Under the Independent Reference Model with Zipf(α) popularity:

miss_rate(B) ≈ 1 − min(1, (B / item_bytes) / N)^(1/α)

where N is the working set size and α is the Zipf exponent.

The optimal budget minimizes J(B) subject to B ≤ B_max:

B* = item_bytes × N × (c_miss / (α × c_mem × N))^(α/(1+α))

clamped to [item_bytes, B_max].

§Pipeline Scheduling Model

§M/G/1 Queue

Model the render pipeline as a single server with:

  • Arrival rate λ (frames/ms)
  • Service time distribution S with mean E[S] and variance Var[S]

Pollaczek-Khinchine formula for mean sojourn time:

E[T] = E[S] + (λ × E[S²]) / (2 × (1 − ρ))

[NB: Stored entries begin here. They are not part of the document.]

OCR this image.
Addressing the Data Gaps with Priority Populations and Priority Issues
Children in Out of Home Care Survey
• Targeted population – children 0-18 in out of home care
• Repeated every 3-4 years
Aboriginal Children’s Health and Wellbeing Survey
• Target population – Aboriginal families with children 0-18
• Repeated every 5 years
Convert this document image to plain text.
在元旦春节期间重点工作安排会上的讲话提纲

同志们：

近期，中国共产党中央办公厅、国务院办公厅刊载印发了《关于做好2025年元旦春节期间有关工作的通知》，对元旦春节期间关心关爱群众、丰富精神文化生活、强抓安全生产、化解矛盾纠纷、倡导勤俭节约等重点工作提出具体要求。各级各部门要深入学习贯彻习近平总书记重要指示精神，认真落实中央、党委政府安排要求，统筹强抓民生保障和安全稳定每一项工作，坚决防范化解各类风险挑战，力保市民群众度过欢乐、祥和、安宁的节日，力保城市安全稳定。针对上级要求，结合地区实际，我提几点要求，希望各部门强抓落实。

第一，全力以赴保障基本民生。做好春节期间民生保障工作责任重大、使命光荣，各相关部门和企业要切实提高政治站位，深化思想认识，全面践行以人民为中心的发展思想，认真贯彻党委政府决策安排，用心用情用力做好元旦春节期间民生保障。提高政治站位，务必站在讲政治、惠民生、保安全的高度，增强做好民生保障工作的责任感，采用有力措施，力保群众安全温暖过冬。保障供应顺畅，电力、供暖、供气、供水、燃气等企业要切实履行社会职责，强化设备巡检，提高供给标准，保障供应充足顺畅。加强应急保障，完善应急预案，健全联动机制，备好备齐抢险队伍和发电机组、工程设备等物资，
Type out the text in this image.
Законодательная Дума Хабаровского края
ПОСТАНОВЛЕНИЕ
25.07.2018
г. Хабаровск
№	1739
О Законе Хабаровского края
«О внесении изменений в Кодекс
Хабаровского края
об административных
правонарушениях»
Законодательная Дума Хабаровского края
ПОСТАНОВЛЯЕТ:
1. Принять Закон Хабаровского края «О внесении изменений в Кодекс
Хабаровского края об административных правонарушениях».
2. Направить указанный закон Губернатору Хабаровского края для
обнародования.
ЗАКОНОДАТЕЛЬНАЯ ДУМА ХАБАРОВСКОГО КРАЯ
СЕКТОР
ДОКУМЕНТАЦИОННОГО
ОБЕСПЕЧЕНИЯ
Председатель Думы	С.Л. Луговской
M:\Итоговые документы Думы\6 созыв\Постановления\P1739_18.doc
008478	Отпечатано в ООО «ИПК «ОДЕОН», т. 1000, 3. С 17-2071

where ρ = λ × E[S] is utilization.

§Stage Decomposition

S = S_input + S_update + S_view + S_diff + S_present

Each stage i has independent service time S_i with measured mean and variance. Total variance: Var[S] = Σ Var[S_i].

§Patch Batching Model

§Batch vs Immediate

J_immediate = n × (c_overhead + c_per_patch)
J_batch(k) = ceil(n/k) × (c_overhead + k × c_per_patch) + (k−1) × c_latency

Optimal batch size:

k* = sqrt(n × c_overhead / c_latency)

clamped to [1, n].

Structs§

BatchCostParams
Parameters for the patch batching cost model.
BatchCostPoint
A single evaluation point on the batch cost surface.
BatchCostResult
Result of batch cost model optimization.
CacheCostParams
Parameters for the glyph/cell cache cost model.
CacheCostPoint
A single evaluation point on the cache cost surface.
CacheCostResult
Result of cache cost model optimization.
PipelineCostParams
Parameters for the M/G/1 pipeline scheduling model.
PipelineCostResult
Result of pipeline cost model analysis.
SensitivityPoint
Sensitivity analysis: how does the optimal policy change as a parameter varies?
StageBreakdown
Per-stage contribution to the pipeline.
StageStats
Service time statistics for a single pipeline stage.

Functions§

batch_sensitivity_patches
Run sensitivity analysis on batch size vs total patches.
cache_sensitivity_zipf
Run sensitivity analysis on cache budget vs Zipf alpha.